Last week on July 29, U.K. Minister of State for Housing Christopher Pincher granted his official approval for the construction of a memorial to the victims of the Holocaust in central London. The commission, which was originally awarded to a partnership between Adjaye Associates and Ron Arad Architects in 2017, has been mired in controversy due to its proposed location in Victoria Tower Gardens, a small triangular park just south of the city’s Palace of Westminster.

The idea to erect a permanent Holocaust memorial in the United Kingdom’s capital can be traced back to 2014, when then-prime minister David Cameron convened the Holocaust Memorial Commission to explore the concept and its feasibility. With help from consultants, 50 potential sites were initially proposed though the UK Holocaust Memorial Foundation considered all to be inadequate. The foundation eventually entertained Victoria Tower Gardens as a possible site for the project and, in 2016, Cameron announced that the memorial would be built in the park.

After a year-long design competition and adjudication process, the entry jointly submitted by British-Ghanaian architect David Adjaye and Israeli designer Ron Arad was selected. The architects’ proposal intends to “retain Victoria Tower Gardens as a public park” and impact as little usable green space as possible. Accordingly, much of the exhibition space for the so-called UK Holocaust Memorial & Learning Center will be situated underground.
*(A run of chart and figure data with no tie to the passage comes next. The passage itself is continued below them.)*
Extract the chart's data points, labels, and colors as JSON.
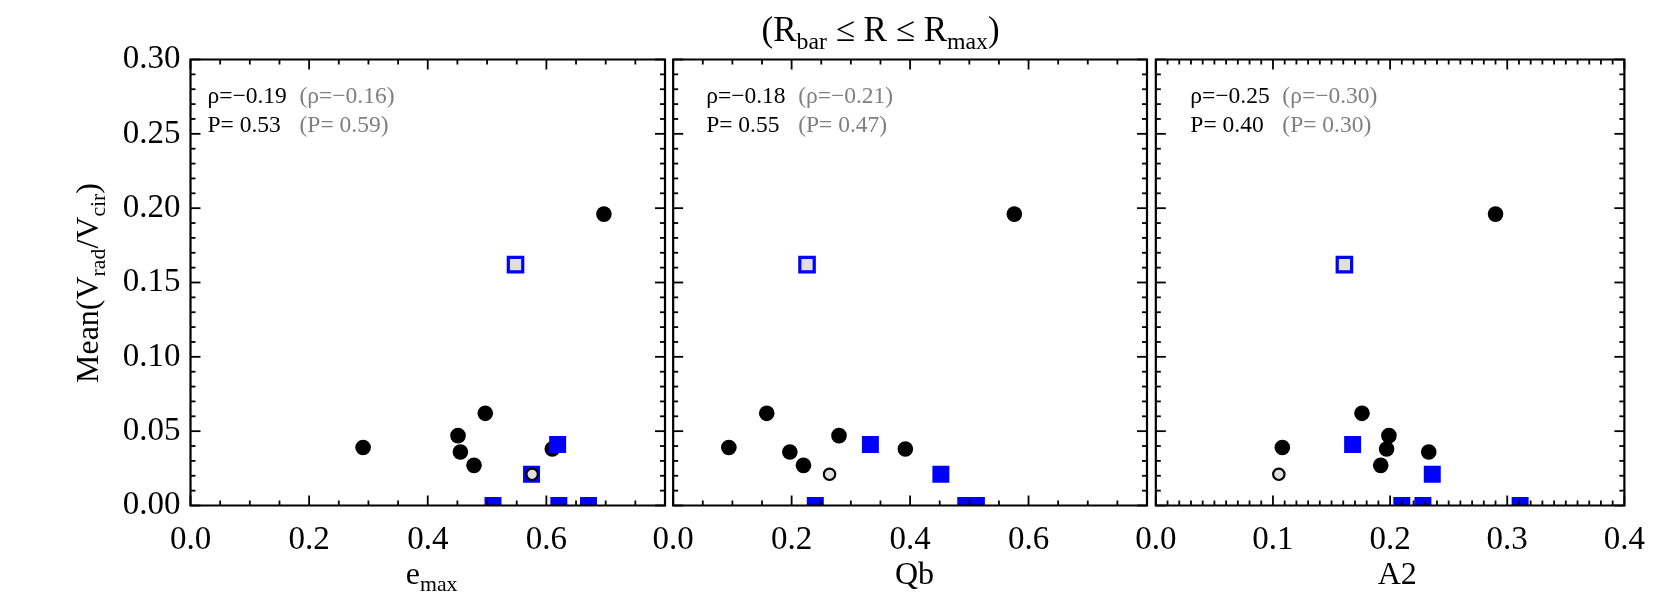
{
  "chart_data": [
    {
      "type": "scatter",
      "xlabel": "e$_{max}$",
      "ylabel": "Mean(V$_{rad}$/V$_{cir}$)",
      "xlim": [
        0,
        0.8
      ],
      "ylim": [
        0,
        0.3
      ],
      "xticks": [
        {
          "value": 0,
          "label": "0.0"
        },
        {
          "value": 0.05,
          "label": null
        },
        {
          "value": 0.1,
          "label": null
        },
        {
          "value": 0.15,
          "label": null
        },
        0.2,
        {
          "value": 0.25,
          "label": null
        },
        {
          "value": 0.3,
          "label": null
        },
        {
          "value": 0.35,
          "label": null
        },
        0.4,
        {
          "value": 0.45,
          "label": null
        },
        {
          "value": 0.5,
          "label": null
        },
        {
          "value": 0.55,
          "label": null
        },
        0.6,
        {
          "value": 0.65,
          "label": null
        },
        {
          "value": 0.7,
          "label": null
        },
        {
          "value": 0.75,
          "label": null
        },
        {
          "value": 0.8,
          "label": null
        }
      ],
      "yticks": [
        {
          "value": 0,
          "label": "0.00"
        },
        {
          "value": 0.01,
          "label": null
        },
        {
          "value": 0.02,
          "label": null
        },
        {
          "value": 0.03,
          "label": null
        },
        {
          "value": 0.04,
          "label": null
        },
        0.05,
        {
          "value": 0.06,
          "label": null
        },
        {
          "value": 0.07,
          "label": null
        },
        {
          "value": 0.08,
          "label": null
        },
        {
          "value": 0.09,
          "label": null
        },
        {
          "value": 0.1,
          "label": "0.10"
        },
        {
          "value": 0.11,
          "label": null
        },
        {
          "value": 0.12,
          "label": null
        },
        {
          "value": 0.13,
          "label": null
        },
        {
          "value": 0.14,
          "label": null
        },
        0.15,
        {
          "value": 0.16,
          "label": null
        },
        {
          "value": 0.17,
          "label": null
        },
        {
          "value": 0.18,
          "label": null
        },
        {
          "value": 0.19,
          "label": null
        },
        {
          "value": 0.2,
          "label": "0.20"
        },
        {
          "value": 0.21,
          "label": null
        },
        {
          "value": 0.22,
          "label": null
        },
        {
          "value": 0.23,
          "label": null
        },
        {
          "value": 0.24,
          "label": null
        },
        0.25,
        {
          "value": 0.26,
          "label": null
        },
        {
          "value": 0.27,
          "label": null
        },
        {
          "value": 0.28,
          "label": null
        },
        {
          "value": 0.29,
          "label": null
        },
        {
          "value": 0.3,
          "label": "0.30"
        }
      ],
      "annotations": [
        "ρ=−0.19",
        "(ρ=−0.16)",
        "P= 0.53",
        "(P= 0.59)"
      ],
      "series": [
        {
          "color": "#000000",
          "marker": "circle",
          "x": [
            0.291,
            0.451,
            0.455,
            0.478,
            0.497,
            0.61,
            0.697
          ],
          "values": [
            0.039,
            0.047,
            0.036,
            0.027,
            0.062,
            0.038,
            0.196
          ]
        },
        {
          "color": "#0000ff",
          "marker": "square",
          "x": [
            0.619,
            0.575,
            0.51,
            0.621,
            0.671
          ],
          "values": [
            0.041,
            0.021,
            0,
            0,
            0
          ]
        },
        {
          "color": "#0000ff",
          "colors": [
            "#e0e0e0"
          ],
          "marker": "square",
          "x": [
            0.548
          ],
          "values": [
            0.162
          ]
        },
        {
          "color": "#000000",
          "colors": [
            "#e0e0e0"
          ],
          "marker": "circle",
          "x": [
            0.576
          ],
          "values": [
            0.021
          ]
        }
      ]
    },
    {
      "type": "scatter",
      "title": "(R$_{bar}$ ≤ R ≤ R$_{max}$)",
      "xlabel": "Qb",
      "xlim": [
        0,
        0.8
      ],
      "ylim": [
        0,
        0.3
      ],
      "tick_labels": "x",
      "xticks": [
        {
          "value": 0,
          "label": "0.0"
        },
        {
          "value": 0.05,
          "label": null
        },
        {
          "value": 0.1,
          "label": null
        },
        {
          "value": 0.15,
          "label": null
        },
        0.2,
        {
          "value": 0.25,
          "label": null
        },
        {
          "value": 0.3,
          "label": null
        },
        {
          "value": 0.35,
          "label": null
        },
        0.4,
        {
          "value": 0.45,
          "label": null
        },
        {
          "value": 0.5,
          "label": null
        },
        {
          "value": 0.55,
          "label": null
        },
        0.6,
        {
          "value": 0.65,
          "label": null
        },
        {
          "value": 0.7,
          "label": null
        },
        {
          "value": 0.75,
          "label": null
        },
        {
          "value": 0.8,
          "label": null
        }
      ],
      "yticks": [
        0,
        {
          "value": 0.01,
          "label": null
        },
        {
          "value": 0.02,
          "label": null
        },
        {
          "value": 0.03,
          "label": null
        },
        {
          "value": 0.04,
          "label": null
        },
        0.05,
        {
          "value": 0.06,
          "label": null
        },
        {
          "value": 0.07,
          "label": null
        },
        {
          "value": 0.08,
          "label": null
        },
        {
          "value": 0.09,
          "label": null
        },
        0.1,
        {
          "value": 0.11,
          "label": null
        },
        {
          "value": 0.12,
          "label": null
        },
        {
          "value": 0.13,
          "label": null
        },
        {
          "value": 0.14,
          "label": null
        },
        0.15,
        {
          "value": 0.16,
          "label": null
        },
        {
          "value": 0.17,
          "label": null
        },
        {
          "value": 0.18,
          "label": null
        },
        {
          "value": 0.19,
          "label": null
        },
        0.2,
        {
          "value": 0.21,
          "label": null
        },
        {
          "value": 0.22,
          "label": null
        },
        {
          "value": 0.23,
          "label": null
        },
        {
          "value": 0.24,
          "label": null
        },
        0.25,
        {
          "value": 0.26,
          "label": null
        },
        {
          "value": 0.27,
          "label": null
        },
        {
          "value": 0.28,
          "label": null
        },
        {
          "value": 0.29,
          "label": null
        },
        0.3
      ],
      "annotations": [
        "ρ=−0.18",
        "(ρ=−0.21)",
        "P= 0.55",
        "(P= 0.47)"
      ],
      "series": [
        {
          "color": "#000000",
          "marker": "circle",
          "x": [
            0.094,
            0.158,
            0.197,
            0.22,
            0.28,
            0.392,
            0.576
          ],
          "values": [
            0.039,
            0.062,
            0.036,
            0.027,
            0.047,
            0.038,
            0.196
          ]
        },
        {
          "color": "#0000ff",
          "marker": "square",
          "x": [
            0.333,
            0.452,
            0.24,
            0.494,
            0.512
          ],
          "values": [
            0.041,
            0.021,
            0,
            0,
            0
          ]
        },
        {
          "color": "#0000ff",
          "colors": [
            "#e0e0e0"
          ],
          "marker": "square",
          "x": [
            0.226
          ],
          "values": [
            0.162
          ]
        },
        {
          "color": "#000000",
          "colors": [
            "#e0e0e0"
          ],
          "marker": "circle",
          "x": [
            0.264
          ],
          "values": [
            0.021
          ]
        }
      ]
    },
    {
      "type": "scatter",
      "xlabel": "A2",
      "xlim": [
        0,
        0.4
      ],
      "ylim": [
        0,
        0.3
      ],
      "tick_labels": "x",
      "xticks": [
        {
          "value": 0,
          "label": "0.0"
        },
        {
          "value": 0.01,
          "label": null
        },
        {
          "value": 0.02,
          "label": null
        },
        {
          "value": 0.03,
          "label": null
        },
        {
          "value": 0.04,
          "label": null
        },
        {
          "value": 0.05,
          "label": null
        },
        {
          "value": 0.06,
          "label": null
        },
        {
          "value": 0.07,
          "label": null
        },
        {
          "value": 0.08,
          "label": null
        },
        {
          "value": 0.09,
          "label": null
        },
        0.1,
        {
          "value": 0.11,
          "label": null
        },
        {
          "value": 0.12,
          "label": null
        },
        {
          "value": 0.13,
          "label": null
        },
        {
          "value": 0.14,
          "label": null
        },
        {
          "value": 0.15,
          "label": null
        },
        {
          "value": 0.16,
          "label": null
        },
        {
          "value": 0.17,
          "label": null
        },
        {
          "value": 0.18,
          "label": null
        },
        {
          "value": 0.19,
          "label": null
        },
        0.2,
        {
          "value": 0.21,
          "label": null
        },
        {
          "value": 0.22,
          "label": null
        },
        {
          "value": 0.23,
          "label": null
        },
        {
          "value": 0.24,
          "label": null
        },
        {
          "value": 0.25,
          "label": null
        },
        {
          "value": 0.26,
          "label": null
        },
        {
          "value": 0.27,
          "label": null
        },
        {
          "value": 0.28,
          "label": null
        },
        {
          "value": 0.29,
          "label": null
        },
        0.3,
        {
          "value": 0.31,
          "label": null
        },
        {
          "value": 0.32,
          "label": null
        },
        {
          "value": 0.33,
          "label": null
        },
        {
          "value": 0.34,
          "label": null
        },
        {
          "value": 0.35,
          "label": null
        },
        {
          "value": 0.36,
          "label": null
        },
        {
          "value": 0.37,
          "label": null
        },
        {
          "value": 0.38,
          "label": null
        },
        {
          "value": 0.39,
          "label": null
        },
        0.4
      ],
      "yticks": [
        0,
        {
          "value": 0.01,
          "label": null
        },
        {
          "value": 0.02,
          "label": null
        },
        {
          "value": 0.03,
          "label": null
        },
        {
          "value": 0.04,
          "label": null
        },
        0.05,
        {
          "value": 0.06,
          "label": null
        },
        {
          "value": 0.07,
          "label": null
        },
        {
          "value": 0.08,
          "label": null
        },
        {
          "value": 0.09,
          "label": null
        },
        0.1,
        {
          "value": 0.11,
          "label": null
        },
        {
          "value": 0.12,
          "label": null
        },
        {
          "value": 0.13,
          "label": null
        },
        {
          "value": 0.14,
          "label": null
        },
        0.15,
        {
          "value": 0.16,
          "label": null
        },
        {
          "value": 0.17,
          "label": null
        },
        {
          "value": 0.18,
          "label": null
        },
        {
          "value": 0.19,
          "label": null
        },
        0.2,
        {
          "value": 0.21,
          "label": null
        },
        {
          "value": 0.22,
          "label": null
        },
        {
          "value": 0.23,
          "label": null
        },
        {
          "value": 0.24,
          "label": null
        },
        0.25,
        {
          "value": 0.26,
          "label": null
        },
        {
          "value": 0.27,
          "label": null
        },
        {
          "value": 0.28,
          "label": null
        },
        {
          "value": 0.29,
          "label": null
        },
        0.3
      ],
      "annotations": [
        "ρ=−0.25",
        "(ρ=−0.30)",
        "P= 0.40",
        "(P= 0.30)"
      ],
      "series": [
        {
          "color": "#000000",
          "marker": "circle",
          "x": [
            0.108,
            0.176,
            0.199,
            0.197,
            0.192,
            0.233,
            0.29
          ],
          "values": [
            0.039,
            0.062,
            0.047,
            0.038,
            0.027,
            0.036,
            0.196
          ]
        },
        {
          "color": "#0000ff",
          "marker": "square",
          "x": [
            0.168,
            0.236,
            0.21,
            0.228,
            0.311
          ],
          "values": [
            0.041,
            0.021,
            0,
            0,
            0
          ]
        },
        {
          "color": "#0000ff",
          "colors": [
            "#e0e0e0"
          ],
          "marker": "square",
          "x": [
            0.161
          ],
          "values": [
            0.162
          ]
        },
        {
          "color": "#000000",
          "colors": [
            "#e0e0e0"
          ],
          "marker": "circle",
          "x": [
            0.105
          ],
          "values": [
            0.021
          ]
        }
      ]
    }
  ]
}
The most striking architectural feature of the proposed memorial is a series of 23 bronze fins that protrude upward from the ground, providing passage into the subterranean spaces via integrated stairwells. According to Adjaye Associates, the purpose of the fins is to offer “a sense of intrigue, encouragement, and desire for visitors to find out more.”

an aerial rendering of a long park along the Thames
An aerial rendering shows the bronze fins of the proposed UK Holocaust Memorial & Learning Center cutting through the grass in Victoria Tower Gardens. (Courtesy Adjaye Associates and UK Ministry of Housing, Communities and Local Government)
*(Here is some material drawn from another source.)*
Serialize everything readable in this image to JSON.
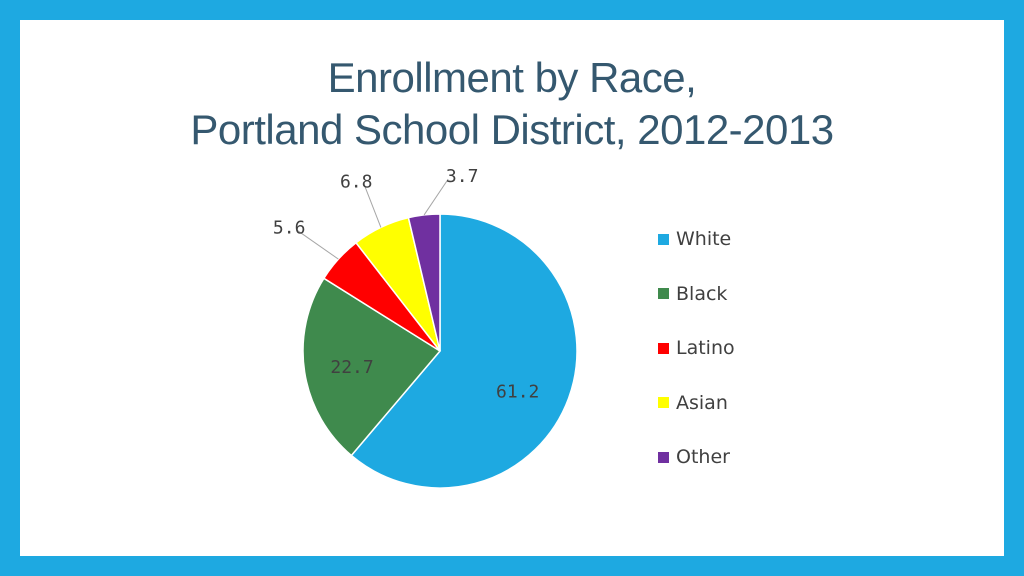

Pincher, however, arrived at his decision to give the project the go-ahead despite considerable opposition from various stakeholder agencies, preservationist organizations, and members of the public. Protesters at the unveiling of the design argued that, while the United Kingdom should have a national memorial to the six million victims of the Holocaust, it should not take space from a small, critical green space in the city’s center.
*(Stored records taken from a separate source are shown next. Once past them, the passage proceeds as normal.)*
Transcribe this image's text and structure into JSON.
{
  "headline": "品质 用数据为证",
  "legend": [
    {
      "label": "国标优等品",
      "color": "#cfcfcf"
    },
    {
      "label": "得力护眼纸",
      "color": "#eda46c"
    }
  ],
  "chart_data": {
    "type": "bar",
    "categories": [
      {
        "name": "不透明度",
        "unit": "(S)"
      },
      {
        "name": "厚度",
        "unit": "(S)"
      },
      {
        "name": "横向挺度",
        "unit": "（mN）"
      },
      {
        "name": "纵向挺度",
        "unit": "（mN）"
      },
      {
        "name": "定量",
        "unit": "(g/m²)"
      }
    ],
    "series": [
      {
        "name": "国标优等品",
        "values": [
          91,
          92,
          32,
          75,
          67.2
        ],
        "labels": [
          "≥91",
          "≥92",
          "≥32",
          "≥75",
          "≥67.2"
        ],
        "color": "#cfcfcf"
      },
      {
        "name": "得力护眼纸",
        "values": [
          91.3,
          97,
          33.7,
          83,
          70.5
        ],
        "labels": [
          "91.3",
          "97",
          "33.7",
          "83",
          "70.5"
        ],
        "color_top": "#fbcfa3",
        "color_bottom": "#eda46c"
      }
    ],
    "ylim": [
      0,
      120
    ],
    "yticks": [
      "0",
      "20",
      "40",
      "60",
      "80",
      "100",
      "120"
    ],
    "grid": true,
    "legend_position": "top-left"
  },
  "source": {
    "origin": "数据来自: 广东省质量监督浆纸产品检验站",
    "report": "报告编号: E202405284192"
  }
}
Detractors were soon joined by voices from other parts of the British government, including Royal Parks, which operates Victoria Tower Gardens, and Historic England, which oversees the preservation of much of England’s built heritage. The local branch of the International Council on Monuments and Sites (ICOMOS) also objected to the proposed location for the memorial. In April 2019, the designers responded to the criticism by reconfiguring the project’s entry pavilion to be less intrusive on park grounds, though many opponents want the scheme moved to an entirely different site.

In a statement regarding his decision to approve the concept, Pincher referenced the support it has received from the multi-party Holocaust Memorial Commission, as well as the important symbolic message it will send when housed next to the seat of the U.K. parliament. While the memorial’s original 2021 completion date was, obviously, delayed due to debates over its siting, the onset of the COVID-19 pandemic, and the dissolution of parliament in late 2019, there are hopes that it can be finished before many of the nation’s Holocaust survivors pass away. 

If implemented, Adjaye and Arad’s design would be the first major national holocaust memorial in the United Kingdom. In a statement to AN, Adjaye himself contended that the addition to Westminster’s architectural landscape will offer immeasurable benefits to the British public:

“We are profoundly relieved and appreciative of the government’s decision to move forward with the Holocaust Memorial & Learning Centre in Victoria Tower Gardens. Our entire team has been driven by the conviction that this memorial & learning centre is a crucial civic asset for Britain’s future generations—that there is a paramount importance in a society acknowledging its mistakes. Today’s decision is a huge milestone in bringing this project to reality.”